An Open Letter from MAP Founding Parent, Robin Goebel
Dear Families Interested in the Ross Valley Charter,
As a MAP founder, I have wanted to write a letter of encouragement to you all for some time and share with you our experience of starting that program and being a parent in it for 15 years.
For our family, MAP has always been about the bigger experience of learning in community. Our 25-year-old daughter Meredith said it well, in a statement to the State Board in Sacramento about MAP, in support of RVC –
“My ability to solve problems creatively and in collaboration with peers is a foundational piece in my learning that I have used in every academic setting since MAP, and came directly from the particular blend of academic, creative, social and emotional skills that the MAP community provided to me.
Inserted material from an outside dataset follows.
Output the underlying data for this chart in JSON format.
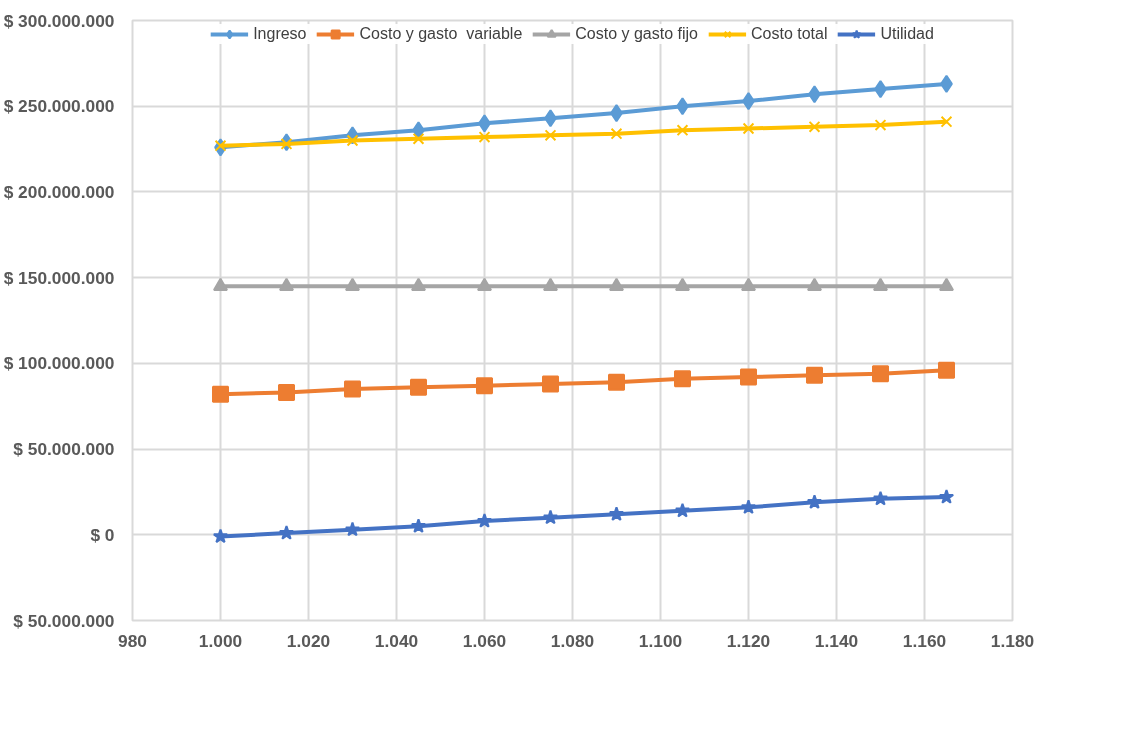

I am forever grateful that I was afforded the opportunity to be in this type of program, and sincerely hope that it will be made available to many others in the years to come.”
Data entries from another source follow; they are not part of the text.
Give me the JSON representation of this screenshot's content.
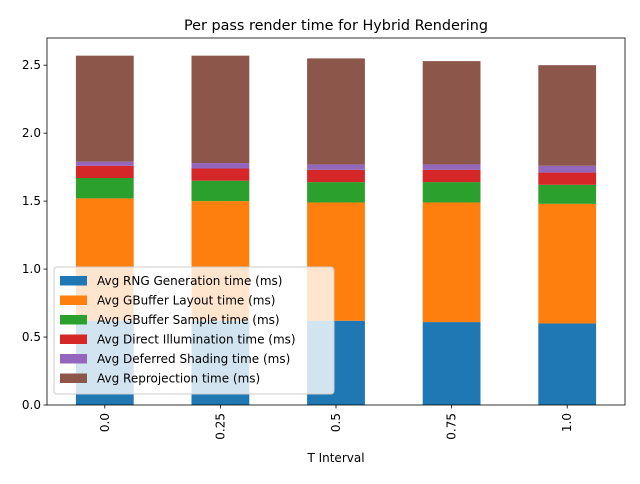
{
  "chart_data": {
    "type": "bar",
    "stacked": true,
    "title": "Per pass render time for Hybrid Rendering",
    "xlabel": "T Interval",
    "ylabel": "",
    "categories": [
      "0.0",
      "0.25",
      "0.5",
      "0.75",
      "1.0"
    ],
    "ylim": [
      0,
      2.7
    ],
    "yticks": [
      "0.0",
      "0.5",
      "1.0",
      "1.5",
      "2.0",
      "2.5"
    ],
    "grid": false,
    "legend_position": "lower-left",
    "series": [
      {
        "name": "Avg RNG Generation time (ms)",
        "color": "#1f77b4",
        "values": [
          0.62,
          0.62,
          0.62,
          0.61,
          0.6
        ]
      },
      {
        "name": "Avg GBuffer Layout time (ms)",
        "color": "#ff7f0e",
        "values": [
          0.9,
          0.88,
          0.87,
          0.88,
          0.88
        ]
      },
      {
        "name": "Avg GBuffer Sample time (ms)",
        "color": "#2ca02c",
        "values": [
          0.15,
          0.15,
          0.15,
          0.15,
          0.14
        ]
      },
      {
        "name": "Avg Direct Illumination time (ms)",
        "color": "#d62728",
        "values": [
          0.09,
          0.09,
          0.09,
          0.09,
          0.09
        ]
      },
      {
        "name": "Avg Deferred Shading time (ms)",
        "color": "#9467bd",
        "values": [
          0.03,
          0.04,
          0.04,
          0.04,
          0.05
        ]
      },
      {
        "name": "Avg Reprojection time (ms)",
        "color": "#8c564b",
        "values": [
          0.78,
          0.79,
          0.78,
          0.76,
          0.74
        ]
      }
    ]
  }
}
The proud mother in me wants you to know Meredith is a kind and respectful kid who has worked hard, graduated from Berkeley in 4 years – and is 3 years into her PhD in Geophysics at Stanford.
All our children thrived in MAP, our older kids have gone on to do well in college, in their chosen fields, to be collaborative problem solvers and strong community members. Our youngest ones are working their way through high school with the benefit of a close community of families that they have learned and grown up with in MAP.
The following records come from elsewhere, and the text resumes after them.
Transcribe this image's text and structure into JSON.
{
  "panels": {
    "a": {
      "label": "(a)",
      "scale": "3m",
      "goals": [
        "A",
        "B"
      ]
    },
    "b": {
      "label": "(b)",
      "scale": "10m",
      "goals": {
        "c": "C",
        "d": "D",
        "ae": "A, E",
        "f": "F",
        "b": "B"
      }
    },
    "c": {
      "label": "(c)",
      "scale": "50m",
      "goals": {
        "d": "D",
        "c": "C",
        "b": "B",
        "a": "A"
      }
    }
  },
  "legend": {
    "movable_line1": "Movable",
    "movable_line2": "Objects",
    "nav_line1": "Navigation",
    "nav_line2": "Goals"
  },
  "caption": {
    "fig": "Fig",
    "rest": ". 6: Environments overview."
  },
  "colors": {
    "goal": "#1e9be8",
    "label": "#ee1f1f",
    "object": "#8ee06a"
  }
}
The experience we had in starting the alternative program in the Ross Valley School District over 2 decades ago involved many difficult School Board meetings, information sharing events, and following up on negative conversations, emails and letters to families from District Administration personnel. The District opposition to our parent led effort for an alternative created lots of tension and distress in the community, with large numbers of misinformed, angry folks coming to meetings.
We persevered, became more educated ourselves and eventually succeeded in starting the program. Given the benefit to hundreds of children and families, I will always say the effort we made then was worth it.
Once the program started, the animosity and conflict melted away in the larger community. The majority of disagreements that did occur at Manor were from having two programs on one campus and because wait-listed families could not access the program due to lack of space. This was generally worked through with constructive dialogue, clarifying misunderstandings and also by doubling the number of MAP classrooms.
At Drake High School students have appreciated more than twenty years of programs of choice. They operate on one campus with little acrimony because site leaders have had the desire and the structures to work through disagreements. Some programs have existed for years (ROCK, Comacad) and others are welcomed to better address the needs of students in a different way. There was no public outcry when a group of teachers wanted to try a new approach to learning for students at the beginning of this school year and a new academy was started. There is no perception that one group is better than another, or taking away from how other students may learn, they just do it in a different way.
So, please take heart and keep faith. Try not to be intimidated by the negative rhetoric. Many people in our community are solution oriented and do not want to engage in the divisive behavior that some are encouraging.
From our family to yours we wish you peace and joy in this new year.